Karl Hick, chief information officer for Shire, commented that “digital technologies are driving a major shift in healthcare, empowering patients and their caregivers to take greater control of their health outcomes, and enabling better insights into patient needs. The collaboration between Shire and PatientsLikeMe will create an empowered and enlightened community of rare disease patients and caregivers, and integrate cutting-edge technologies to build a full understanding of the disease and diagnostic journey.”
In other recent news from Shire, the company announced in late March that the U.S. Food and Drug Administration (FDA) has granted Fast Track designation for recombinant ADAMTS13 (SHP655, historically known as BAX930) for treatment of acute episodes of hereditary thrombotic thrombocytopenic purpura (hTTP) in patients with a constitutional deficiency of the von Willebrand factor-cleaving (VWF) protease ADAMTS13. hTTP is a life-threatening congenital disease caused by a deficiency in the enzyme ADAMTS13 which can cause clotting in the microvasculature with associated organ morbidities.
“As the leader in rare disease, Shire is committed to providing an innovative pipeline of world class therapeutics to the patients that need them most,” said Vickers. “Today’s confirmation from FDA that SHP655 for hereditary thrombotic thrombocytopenic purpura has been granted Fast Track designation reaffirms the significant unmet need that exists for this patient population and provides hope of reducing morbidity in patients with hTTP.”
The FDA’s Fast Track designation is supported by preclinical data and a Phase 1 study.

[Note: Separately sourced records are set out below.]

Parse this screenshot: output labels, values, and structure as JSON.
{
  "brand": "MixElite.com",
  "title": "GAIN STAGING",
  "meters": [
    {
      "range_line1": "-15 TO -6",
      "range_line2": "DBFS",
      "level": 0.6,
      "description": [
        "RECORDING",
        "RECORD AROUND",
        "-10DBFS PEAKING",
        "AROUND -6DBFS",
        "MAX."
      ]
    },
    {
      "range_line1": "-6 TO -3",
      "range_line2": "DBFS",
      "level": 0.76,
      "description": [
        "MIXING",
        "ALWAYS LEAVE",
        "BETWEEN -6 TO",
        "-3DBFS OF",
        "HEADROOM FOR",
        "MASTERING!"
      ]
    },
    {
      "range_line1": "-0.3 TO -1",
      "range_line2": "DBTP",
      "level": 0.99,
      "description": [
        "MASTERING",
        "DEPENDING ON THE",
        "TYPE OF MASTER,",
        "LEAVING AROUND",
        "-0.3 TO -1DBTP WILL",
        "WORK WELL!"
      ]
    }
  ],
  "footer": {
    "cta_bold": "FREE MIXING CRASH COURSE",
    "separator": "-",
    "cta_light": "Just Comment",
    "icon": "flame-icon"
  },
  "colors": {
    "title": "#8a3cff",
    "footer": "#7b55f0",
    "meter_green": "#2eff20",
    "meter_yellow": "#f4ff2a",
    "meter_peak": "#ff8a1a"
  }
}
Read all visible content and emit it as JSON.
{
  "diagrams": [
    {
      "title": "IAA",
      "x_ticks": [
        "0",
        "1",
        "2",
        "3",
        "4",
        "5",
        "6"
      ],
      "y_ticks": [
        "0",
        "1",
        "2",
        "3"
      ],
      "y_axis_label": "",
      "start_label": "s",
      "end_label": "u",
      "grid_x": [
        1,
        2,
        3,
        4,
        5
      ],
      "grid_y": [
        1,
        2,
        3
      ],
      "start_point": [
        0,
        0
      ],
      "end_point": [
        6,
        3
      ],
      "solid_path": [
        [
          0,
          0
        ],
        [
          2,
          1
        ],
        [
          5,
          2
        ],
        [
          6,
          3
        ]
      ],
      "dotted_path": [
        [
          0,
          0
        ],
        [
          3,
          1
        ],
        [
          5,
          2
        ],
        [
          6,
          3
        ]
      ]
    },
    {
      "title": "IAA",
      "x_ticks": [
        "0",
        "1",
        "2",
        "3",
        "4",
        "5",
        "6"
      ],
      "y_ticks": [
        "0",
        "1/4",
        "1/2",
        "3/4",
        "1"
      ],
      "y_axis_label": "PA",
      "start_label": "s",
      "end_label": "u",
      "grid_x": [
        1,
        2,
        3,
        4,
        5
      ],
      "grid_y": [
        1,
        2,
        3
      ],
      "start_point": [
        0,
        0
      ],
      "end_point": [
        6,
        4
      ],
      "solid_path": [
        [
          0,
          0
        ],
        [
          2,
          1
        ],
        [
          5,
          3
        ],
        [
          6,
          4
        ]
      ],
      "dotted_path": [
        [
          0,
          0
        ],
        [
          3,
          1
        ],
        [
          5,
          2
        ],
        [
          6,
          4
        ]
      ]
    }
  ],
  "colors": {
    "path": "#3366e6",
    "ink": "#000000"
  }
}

The Fast Track process is designed to facilitate the development and expedite the review of drugs to treat serious conditions and fill an unmet medical need. However, it does not guarantee that the FDA will ultimately approve SHP655 or the timing of any such approval.
Shire will initiate its Phase 3 trial with SHP655 as a randomized, open-label, 2-period crossover study with a single-arm continuation to evaluate the safety and efficacy of SHP655 in the treatment and prevention of acute TTP events in patients with severe hereditary ADAMTS13 deficiency. This global study will be conducted in the United States, Europe and Japan.

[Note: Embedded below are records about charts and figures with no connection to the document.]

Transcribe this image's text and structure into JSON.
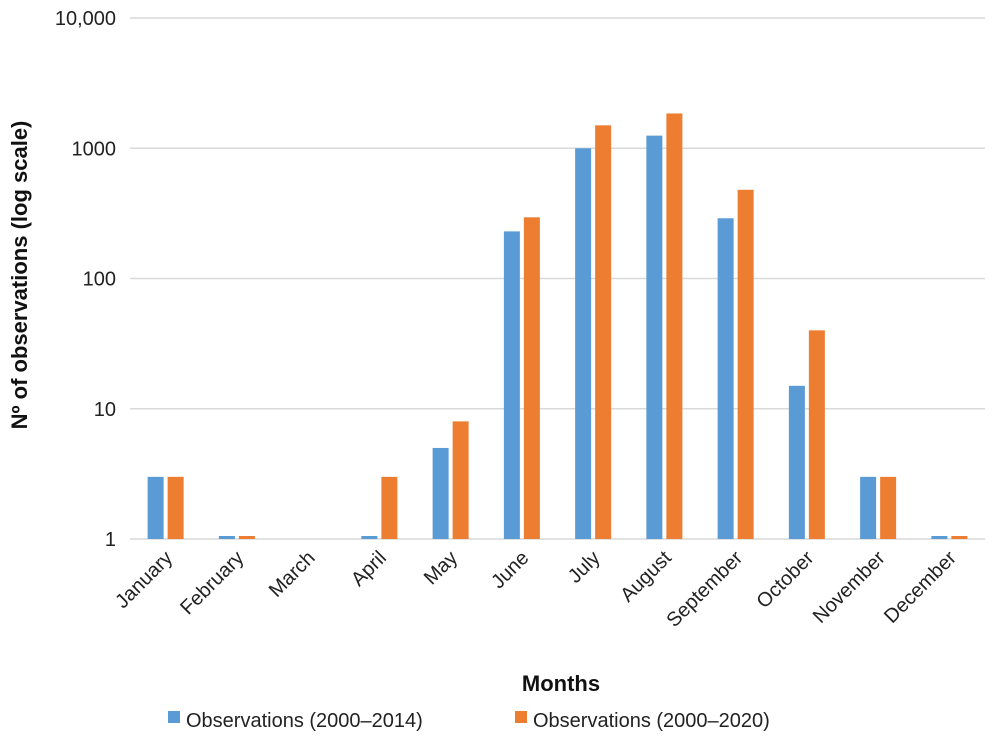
{
  "chart_data": {
    "type": "bar",
    "title": "",
    "xlabel": "Months",
    "ylabel": "Nº of observations (log scale)",
    "yscale": "log",
    "ylim": [
      1,
      10000
    ],
    "yticks": [
      1,
      10,
      100,
      1000,
      10000
    ],
    "ytick_labels": [
      "1",
      "10",
      "100",
      "1000",
      "10,000"
    ],
    "grid": true,
    "legend_position": "bottom",
    "categories": [
      "January",
      "February",
      "March",
      "April",
      "May",
      "June",
      "July",
      "August",
      "September",
      "October",
      "November",
      "December"
    ],
    "series": [
      {
        "name": "Observations (2000–2014)",
        "color": "#5b9bd5",
        "values": [
          3,
          1,
          0,
          1,
          5,
          230,
          1000,
          1250,
          290,
          15,
          3,
          1
        ]
      },
      {
        "name": "Observations (2000–2020)",
        "color": "#ed7d31",
        "values": [
          3,
          1,
          0,
          3,
          8,
          295,
          1500,
          1850,
          480,
          40,
          3,
          1
        ]
      }
    ]
  }
}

The Phase 1 data included results from 15 patients with severe hTTP who completed the multicenter study. Each patient received a single dose of SHP655 in one of three dosing cohorts. The activity pharmacokinetic parameters, including terminal half-life, were comparable to those estimated from fresh frozen plasma studies and demonstrated dose proportionality with respect to maximum concentration and area under the curve. No serious adverse events were reported. In the highest dosing cohort, three subjects reported three possibly related adverse events, nausea, flatulence and decreased VWF antigen and VWF activity; all of these reported adverse events resolved without medication. Immunogenicity tests performed at screening, pre-dose and upon study completion, were negative in all subjects.